Aber seit wann gilt es eigentlich als ein Zeichen politischer Unzulänglichkeit, wenn man während der Geschäfte hin und wieder ein kleines Spontan-Nickerchen macht? Japanische Schlafforscher haben soeben herausgefunden, daß solche sekundenlangen "Geschäfts-Nickerchen" außerordentlich erquickend sind und dem Ablauf der Dinge nur nützen.

Von US-Präsident Ronald Reagan ist überliefert, daß er in die Sitzungen des von ihm geleiteten Regierungskabinetts mit Vorliebe ein kurzes Schläfchen einschob. Seinem Renommee hat das nicht geschadet, im Gegenteil: die vortragenden Minister hielten jeweils erschrocken inne und fragten sich, ob sie vielleicht soeben bloßes Blech geredet hatten.
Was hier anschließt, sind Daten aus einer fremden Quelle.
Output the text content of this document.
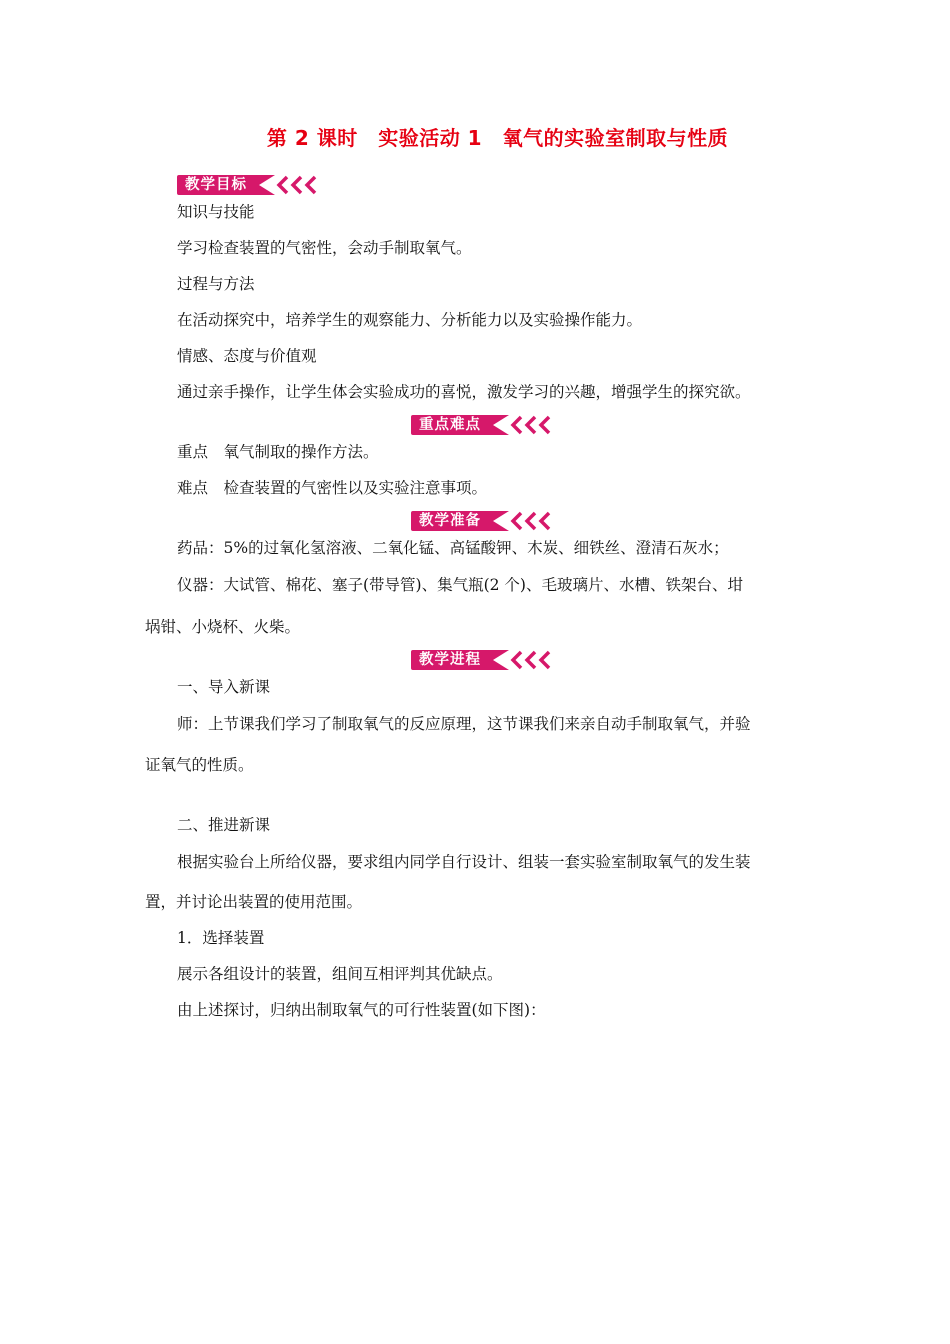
第 2 课时　实验活动 1　氧气的实验室制取与性质
教学目标
知识与技能
学习检查装置的气密性，会动手制取氧气。
过程与方法
在活动探究中，培养学生的观察能力、分析能力以及实验操作能力。
情感、态度与价值观
通过亲手操作，让学生体会实验成功的喜悦，激发学习的兴趣，增强学生的探究欲。
重点难点
重点　氧气制取的操作方法。
难点　检查装置的气密性以及实验注意事项。
教学准备
药品：5%的过氧化氢溶液、二氧化锰、高锰酸钾、木炭、细铁丝、澄清石灰水；
仪器：大试管、棉花、塞子(带导管)、集气瓶(2 个)、毛玻璃片、水槽、铁架台、坩
埚钳、小烧杯、火柴。
教学进程
一、导入新课
师：上节课我们学习了制取氧气的反应原理，这节课我们来亲自动手制取氧气，并验
证氧气的性质。
二、推进新课
根据实验台上所给仪器，要求组内同学自行设计、组装一套实验室制取氧气的发生装
置，并讨论出装置的使用范围。
1．选择装置
展示各组设计的装置，组间互相评判其优缺点。
由上述探讨，归纳出制取氧气的可行性装置(如下图)：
Der Diskurs wurde nach jedem Nickerchen konkreter, der Präsident wachte wieder auf - und ging als einer der erfolgreichsten Führer seines Landes in die Geschichte ein.

Man darf vermuten, daß es nicht die Nickerchen als solche waren, die Schwarz-Schilling das Amt gekostet haben. Vielmehr muß man darin wohl eine Rache der Medien sehen. Daß sich der Hohe Repräsentant erkühnte, ausgerechnet während einer Fernsehdiskussion (!) einzuschlafen, dem "Wichtigsten", was es heute überhaupt in der Politik gibt - das war sein Fehler. Er machte damit fatal offenkundig, daß es mit der Wichtigkeit nicht allzu weit her sein kann. Er demonstrierte körperlich vor, was im Publikum ohnehin alle dachten.